Chick hallucinated in the Limbo throughout that night, while Bruno Seboldt carried him like a corpse across the dark countryside and a parade of freaks followed behind them both, their last Promenade in Old Bohemia.
BY DAYLIGHT THEY made it to the docks of Studl. And by the next nightfall, they were steaming out of Fleischmann’s Harbor, bound for distant Gehenna, a land known only through legend and folktale. It was a momentous turning point for the freaks. And even the pinhead knew it.
But if there was great fear — and, certainly, there was — the escape also brought a sense of hope and possibility, a sense of new beginning. Because while the freaks had escaped their first death sentence, they had also found a new, if unlikely, patriarch.

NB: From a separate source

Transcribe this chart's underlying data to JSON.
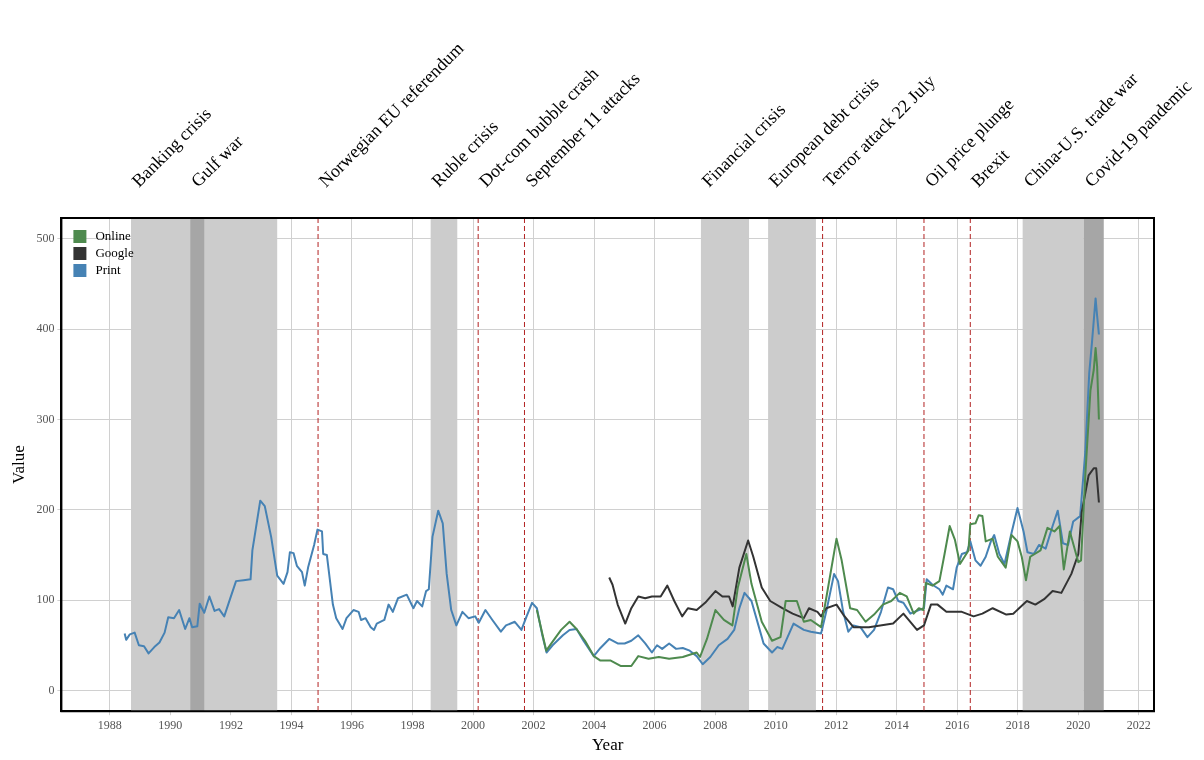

Bruno Seboldt stood at the bow of the The Touya throughout that first night at sea, staring into the ocean as waves broke to either side of the ship. He took no food and he spoke to no one. And when Chick approached him in the morning with some of Durga’s cinnamon coffee, handed the strongman the mug and whispered, “You’re one of us now,” Bruno never responded. As if he had not heard the words.